Since putting it on the subnet which still isn't right but is working and the program is working as well. Beats the F out of me if that was the problem or part of the problem or wasn't the problem at all but at least being on the subnet I can eliminate it as being the problem if it starts up again.
Thanks for your inputs!
my question to vining is, 'are there any DNS requests within your program' ?
does anything make a URL request instead of an IP number request ?
if you do have URLs, ping the name, and replace the name with the IP number for now (temporary work around, ie. no DNS support).
if there are no URL names, i'd like to know that too. and also, does your AMX network have an internet router attached (which may have had a connection error, you may need to check the router/modem logs) ?
you are not alone in having intermittent network errors. i (and others) have been reporting them for some time now with little action. i am asking you about your DNS setup because i know there is a fault there (when the timing is right/wrong). if you lose internet during a DNS lookup, your controller network will log-jam for at least 90 seconds, and the errors may impact other network connections.
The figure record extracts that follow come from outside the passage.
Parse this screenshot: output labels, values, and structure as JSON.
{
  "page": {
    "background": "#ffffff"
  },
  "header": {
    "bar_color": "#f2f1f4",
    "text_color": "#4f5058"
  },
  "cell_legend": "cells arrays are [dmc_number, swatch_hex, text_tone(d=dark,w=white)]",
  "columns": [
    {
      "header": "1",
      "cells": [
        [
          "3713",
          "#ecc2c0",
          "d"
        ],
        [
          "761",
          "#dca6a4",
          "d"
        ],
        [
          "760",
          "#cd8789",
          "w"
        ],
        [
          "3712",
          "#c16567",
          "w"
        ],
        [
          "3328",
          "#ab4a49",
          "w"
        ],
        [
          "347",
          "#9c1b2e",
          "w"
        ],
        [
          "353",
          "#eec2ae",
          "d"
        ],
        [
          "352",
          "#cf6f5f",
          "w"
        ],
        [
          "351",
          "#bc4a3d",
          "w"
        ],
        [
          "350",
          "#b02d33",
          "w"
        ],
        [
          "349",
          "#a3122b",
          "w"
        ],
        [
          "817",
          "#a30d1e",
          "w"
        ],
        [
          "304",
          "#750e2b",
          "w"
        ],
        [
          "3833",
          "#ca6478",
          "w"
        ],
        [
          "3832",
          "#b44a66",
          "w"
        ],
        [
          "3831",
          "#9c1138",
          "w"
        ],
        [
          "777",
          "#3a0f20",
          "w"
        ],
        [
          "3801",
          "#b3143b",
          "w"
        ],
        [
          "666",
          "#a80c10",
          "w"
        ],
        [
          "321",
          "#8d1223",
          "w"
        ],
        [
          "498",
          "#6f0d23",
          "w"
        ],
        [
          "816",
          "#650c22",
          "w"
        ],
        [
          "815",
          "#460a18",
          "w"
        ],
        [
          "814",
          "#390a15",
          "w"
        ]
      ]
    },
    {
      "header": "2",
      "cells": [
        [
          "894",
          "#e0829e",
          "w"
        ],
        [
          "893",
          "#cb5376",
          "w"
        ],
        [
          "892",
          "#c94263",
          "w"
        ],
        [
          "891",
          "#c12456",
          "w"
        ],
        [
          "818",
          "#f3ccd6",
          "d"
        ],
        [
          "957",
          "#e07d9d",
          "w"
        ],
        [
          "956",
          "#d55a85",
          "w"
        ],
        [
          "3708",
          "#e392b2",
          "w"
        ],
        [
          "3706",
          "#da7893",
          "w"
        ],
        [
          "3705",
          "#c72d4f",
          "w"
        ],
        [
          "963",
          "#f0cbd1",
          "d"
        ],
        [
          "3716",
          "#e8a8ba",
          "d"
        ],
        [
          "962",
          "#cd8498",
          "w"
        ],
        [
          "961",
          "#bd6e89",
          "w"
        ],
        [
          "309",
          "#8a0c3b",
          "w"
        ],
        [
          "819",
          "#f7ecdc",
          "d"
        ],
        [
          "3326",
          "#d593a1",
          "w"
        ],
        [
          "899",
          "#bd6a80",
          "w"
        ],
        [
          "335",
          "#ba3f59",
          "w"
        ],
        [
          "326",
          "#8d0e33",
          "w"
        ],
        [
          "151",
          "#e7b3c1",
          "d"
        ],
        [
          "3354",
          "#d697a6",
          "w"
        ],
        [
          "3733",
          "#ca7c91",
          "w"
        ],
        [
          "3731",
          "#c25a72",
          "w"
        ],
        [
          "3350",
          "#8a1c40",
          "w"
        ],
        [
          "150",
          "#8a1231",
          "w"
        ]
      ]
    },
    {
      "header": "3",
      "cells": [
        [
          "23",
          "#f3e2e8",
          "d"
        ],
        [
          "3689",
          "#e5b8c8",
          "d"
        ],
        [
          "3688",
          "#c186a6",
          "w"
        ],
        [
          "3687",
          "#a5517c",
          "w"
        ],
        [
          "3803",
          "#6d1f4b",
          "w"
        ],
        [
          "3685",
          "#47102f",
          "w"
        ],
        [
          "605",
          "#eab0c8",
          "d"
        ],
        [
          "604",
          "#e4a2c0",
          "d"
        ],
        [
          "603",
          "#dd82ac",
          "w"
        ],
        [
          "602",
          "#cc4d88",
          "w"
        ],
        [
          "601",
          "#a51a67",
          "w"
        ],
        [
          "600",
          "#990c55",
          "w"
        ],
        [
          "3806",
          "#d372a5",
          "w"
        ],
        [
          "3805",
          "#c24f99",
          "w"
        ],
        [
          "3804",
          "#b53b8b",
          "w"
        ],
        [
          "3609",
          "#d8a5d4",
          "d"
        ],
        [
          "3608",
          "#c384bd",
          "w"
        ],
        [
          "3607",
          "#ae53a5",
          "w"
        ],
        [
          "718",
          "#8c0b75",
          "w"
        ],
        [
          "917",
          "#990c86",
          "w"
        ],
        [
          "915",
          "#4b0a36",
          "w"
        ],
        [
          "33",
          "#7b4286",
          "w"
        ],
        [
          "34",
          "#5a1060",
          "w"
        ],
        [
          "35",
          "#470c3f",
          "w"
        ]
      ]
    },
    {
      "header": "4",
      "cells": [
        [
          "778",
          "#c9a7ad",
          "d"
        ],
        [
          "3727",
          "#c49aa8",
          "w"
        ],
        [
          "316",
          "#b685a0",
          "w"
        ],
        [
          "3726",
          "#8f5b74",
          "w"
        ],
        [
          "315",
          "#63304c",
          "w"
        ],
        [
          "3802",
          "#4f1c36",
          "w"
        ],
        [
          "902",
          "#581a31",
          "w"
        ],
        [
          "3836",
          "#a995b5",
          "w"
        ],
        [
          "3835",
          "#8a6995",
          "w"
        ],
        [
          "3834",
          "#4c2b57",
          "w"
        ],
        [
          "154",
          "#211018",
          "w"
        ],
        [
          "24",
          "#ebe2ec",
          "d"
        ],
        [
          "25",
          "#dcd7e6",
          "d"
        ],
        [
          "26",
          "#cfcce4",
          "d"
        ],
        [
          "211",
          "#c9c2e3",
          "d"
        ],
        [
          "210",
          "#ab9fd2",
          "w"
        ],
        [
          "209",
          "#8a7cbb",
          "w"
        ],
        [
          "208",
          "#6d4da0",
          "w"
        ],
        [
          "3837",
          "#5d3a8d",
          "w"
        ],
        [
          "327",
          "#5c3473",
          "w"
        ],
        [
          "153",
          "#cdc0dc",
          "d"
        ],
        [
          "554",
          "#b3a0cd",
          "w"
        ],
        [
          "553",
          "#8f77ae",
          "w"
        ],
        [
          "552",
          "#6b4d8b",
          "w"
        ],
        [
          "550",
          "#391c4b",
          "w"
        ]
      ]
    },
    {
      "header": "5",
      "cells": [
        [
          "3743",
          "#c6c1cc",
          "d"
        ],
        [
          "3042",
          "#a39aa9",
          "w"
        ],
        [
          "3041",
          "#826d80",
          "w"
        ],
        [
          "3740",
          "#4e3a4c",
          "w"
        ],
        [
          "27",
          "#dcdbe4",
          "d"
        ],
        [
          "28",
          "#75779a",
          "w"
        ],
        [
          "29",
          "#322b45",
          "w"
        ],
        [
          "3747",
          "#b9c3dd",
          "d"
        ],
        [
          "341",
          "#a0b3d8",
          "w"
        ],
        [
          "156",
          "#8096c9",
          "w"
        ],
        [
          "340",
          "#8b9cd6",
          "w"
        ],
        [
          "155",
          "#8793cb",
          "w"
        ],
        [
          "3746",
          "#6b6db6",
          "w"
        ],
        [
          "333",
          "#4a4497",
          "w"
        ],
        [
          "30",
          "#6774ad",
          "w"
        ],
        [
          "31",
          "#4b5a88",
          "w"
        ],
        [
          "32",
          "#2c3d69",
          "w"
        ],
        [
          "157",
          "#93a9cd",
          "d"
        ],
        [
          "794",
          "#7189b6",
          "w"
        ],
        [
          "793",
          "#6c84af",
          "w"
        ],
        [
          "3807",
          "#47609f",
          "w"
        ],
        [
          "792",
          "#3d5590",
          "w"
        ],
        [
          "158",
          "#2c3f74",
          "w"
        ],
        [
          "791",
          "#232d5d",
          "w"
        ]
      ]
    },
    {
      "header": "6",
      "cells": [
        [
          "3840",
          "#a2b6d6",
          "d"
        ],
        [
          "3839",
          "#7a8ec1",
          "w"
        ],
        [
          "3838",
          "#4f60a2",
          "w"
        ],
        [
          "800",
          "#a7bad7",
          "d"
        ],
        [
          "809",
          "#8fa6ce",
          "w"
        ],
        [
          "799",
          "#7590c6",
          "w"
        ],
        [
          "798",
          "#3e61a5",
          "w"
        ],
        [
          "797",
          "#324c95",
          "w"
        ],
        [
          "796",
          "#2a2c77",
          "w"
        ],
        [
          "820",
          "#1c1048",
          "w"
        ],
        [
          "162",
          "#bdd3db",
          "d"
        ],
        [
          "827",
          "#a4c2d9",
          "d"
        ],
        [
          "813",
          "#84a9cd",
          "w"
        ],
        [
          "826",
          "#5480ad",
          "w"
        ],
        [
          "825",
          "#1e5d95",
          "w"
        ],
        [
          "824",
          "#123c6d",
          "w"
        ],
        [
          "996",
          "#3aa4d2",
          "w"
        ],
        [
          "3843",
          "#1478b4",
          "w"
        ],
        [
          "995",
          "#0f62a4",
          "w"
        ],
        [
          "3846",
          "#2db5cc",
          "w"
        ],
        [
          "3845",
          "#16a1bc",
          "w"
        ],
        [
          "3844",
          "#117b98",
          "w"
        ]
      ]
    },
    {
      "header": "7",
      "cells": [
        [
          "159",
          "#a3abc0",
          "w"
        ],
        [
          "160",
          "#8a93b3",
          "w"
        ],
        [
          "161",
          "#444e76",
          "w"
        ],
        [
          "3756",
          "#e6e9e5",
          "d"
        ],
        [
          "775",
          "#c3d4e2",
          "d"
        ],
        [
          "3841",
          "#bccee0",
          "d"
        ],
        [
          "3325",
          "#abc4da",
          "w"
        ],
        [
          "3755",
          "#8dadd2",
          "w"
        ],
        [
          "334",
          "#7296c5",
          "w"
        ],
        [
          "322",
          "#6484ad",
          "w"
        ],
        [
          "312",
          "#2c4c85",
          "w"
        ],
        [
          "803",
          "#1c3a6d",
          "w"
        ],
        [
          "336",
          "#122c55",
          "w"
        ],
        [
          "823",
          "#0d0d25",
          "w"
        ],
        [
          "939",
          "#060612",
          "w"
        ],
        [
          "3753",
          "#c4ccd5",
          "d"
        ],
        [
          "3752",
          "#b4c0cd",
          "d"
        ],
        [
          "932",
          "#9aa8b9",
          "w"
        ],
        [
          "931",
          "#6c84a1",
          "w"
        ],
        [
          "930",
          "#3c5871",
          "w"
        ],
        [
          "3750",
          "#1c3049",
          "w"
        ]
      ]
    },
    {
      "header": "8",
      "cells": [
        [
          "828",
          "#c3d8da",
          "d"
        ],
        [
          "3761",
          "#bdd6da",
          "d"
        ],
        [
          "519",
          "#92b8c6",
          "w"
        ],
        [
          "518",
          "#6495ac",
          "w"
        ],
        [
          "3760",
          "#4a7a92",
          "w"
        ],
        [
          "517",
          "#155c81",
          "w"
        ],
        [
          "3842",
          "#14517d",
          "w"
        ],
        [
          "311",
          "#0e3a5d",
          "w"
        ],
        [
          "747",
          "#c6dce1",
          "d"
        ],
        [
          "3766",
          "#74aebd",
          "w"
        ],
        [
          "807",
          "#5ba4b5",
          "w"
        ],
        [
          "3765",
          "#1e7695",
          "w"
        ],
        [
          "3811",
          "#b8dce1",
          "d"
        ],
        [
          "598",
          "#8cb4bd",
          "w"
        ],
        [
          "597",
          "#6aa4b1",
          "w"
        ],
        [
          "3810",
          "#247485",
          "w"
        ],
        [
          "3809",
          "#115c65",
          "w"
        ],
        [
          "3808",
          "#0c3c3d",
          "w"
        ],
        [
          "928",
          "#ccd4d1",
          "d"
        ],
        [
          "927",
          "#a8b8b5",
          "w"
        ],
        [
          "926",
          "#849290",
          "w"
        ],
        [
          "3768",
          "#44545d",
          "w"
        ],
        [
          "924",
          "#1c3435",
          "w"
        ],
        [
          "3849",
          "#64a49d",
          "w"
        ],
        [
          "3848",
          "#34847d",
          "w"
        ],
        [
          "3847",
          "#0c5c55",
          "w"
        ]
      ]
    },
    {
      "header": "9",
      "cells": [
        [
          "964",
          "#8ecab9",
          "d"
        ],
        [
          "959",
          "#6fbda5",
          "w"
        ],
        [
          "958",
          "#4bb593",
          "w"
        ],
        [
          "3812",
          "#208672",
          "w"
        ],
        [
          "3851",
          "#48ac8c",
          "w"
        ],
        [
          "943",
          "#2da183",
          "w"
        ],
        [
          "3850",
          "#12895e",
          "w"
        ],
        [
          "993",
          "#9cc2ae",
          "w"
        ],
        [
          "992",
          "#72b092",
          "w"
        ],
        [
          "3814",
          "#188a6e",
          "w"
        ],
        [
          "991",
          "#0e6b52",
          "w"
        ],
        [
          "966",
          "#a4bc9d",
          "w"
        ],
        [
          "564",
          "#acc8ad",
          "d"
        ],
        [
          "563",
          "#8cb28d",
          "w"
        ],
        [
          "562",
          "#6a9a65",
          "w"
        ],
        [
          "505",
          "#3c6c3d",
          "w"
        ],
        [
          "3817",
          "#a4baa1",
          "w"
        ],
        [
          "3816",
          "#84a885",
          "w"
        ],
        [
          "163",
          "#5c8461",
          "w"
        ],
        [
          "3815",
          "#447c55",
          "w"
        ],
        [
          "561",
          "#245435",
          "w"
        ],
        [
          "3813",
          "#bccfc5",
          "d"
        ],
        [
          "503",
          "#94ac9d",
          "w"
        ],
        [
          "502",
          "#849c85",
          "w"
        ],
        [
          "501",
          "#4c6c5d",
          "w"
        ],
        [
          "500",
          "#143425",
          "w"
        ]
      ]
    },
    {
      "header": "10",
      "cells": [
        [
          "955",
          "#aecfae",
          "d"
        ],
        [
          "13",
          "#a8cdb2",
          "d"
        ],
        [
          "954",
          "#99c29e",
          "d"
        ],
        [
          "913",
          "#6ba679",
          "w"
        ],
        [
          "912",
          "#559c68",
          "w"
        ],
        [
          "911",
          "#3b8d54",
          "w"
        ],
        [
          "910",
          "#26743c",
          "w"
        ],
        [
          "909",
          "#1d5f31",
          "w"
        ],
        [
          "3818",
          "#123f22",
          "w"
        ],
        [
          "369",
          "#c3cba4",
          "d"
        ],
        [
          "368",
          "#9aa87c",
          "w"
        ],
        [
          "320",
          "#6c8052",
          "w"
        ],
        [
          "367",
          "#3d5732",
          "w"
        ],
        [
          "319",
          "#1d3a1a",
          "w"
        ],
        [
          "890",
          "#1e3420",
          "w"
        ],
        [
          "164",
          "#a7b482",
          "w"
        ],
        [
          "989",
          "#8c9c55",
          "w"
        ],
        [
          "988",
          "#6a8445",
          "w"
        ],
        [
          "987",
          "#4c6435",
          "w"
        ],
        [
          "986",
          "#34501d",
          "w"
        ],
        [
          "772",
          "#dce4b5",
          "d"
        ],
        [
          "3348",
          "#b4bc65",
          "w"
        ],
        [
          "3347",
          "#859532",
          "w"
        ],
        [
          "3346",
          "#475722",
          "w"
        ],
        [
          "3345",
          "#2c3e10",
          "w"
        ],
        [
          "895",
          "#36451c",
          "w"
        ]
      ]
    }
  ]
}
as for the port numbering (just for the record), i use various ranges, from around 6 thru to 20, with gaps in between. any memory wasted is no big deal, there's plenty to spare (as far as i've seen so far).
Using Ethereal network protocol analyzer (free download if you don't already use) shows all the network traffic down to the packets and flags and there is a substantial amount of traffic being sent by domain name. Mostly from my laptop attempting to find my NAS wich is mapped as a network drive that's isn't getting resolved because it's not on this subnet since shifting things around but everything is working now except for my RSS which isn't finding the gateway. As I mentioned my subnet is still wrong and I'm not ready to dive in an fix because If I do this I want to do it right with the future needs in mind. I don't want to have reconfigure my static IP's, all the port forwarding, all the subnet masks, vpn's, etc. twice. Having to do it once is more than I want to deal with. So I need to keep reading and get a better understanding of what would be the best route. Should I stay on a class C network or shift to B, obviously B would be better but I could also do a combination of B & C and separate my wired network from my wireless as an invisible barrier to potential hackers.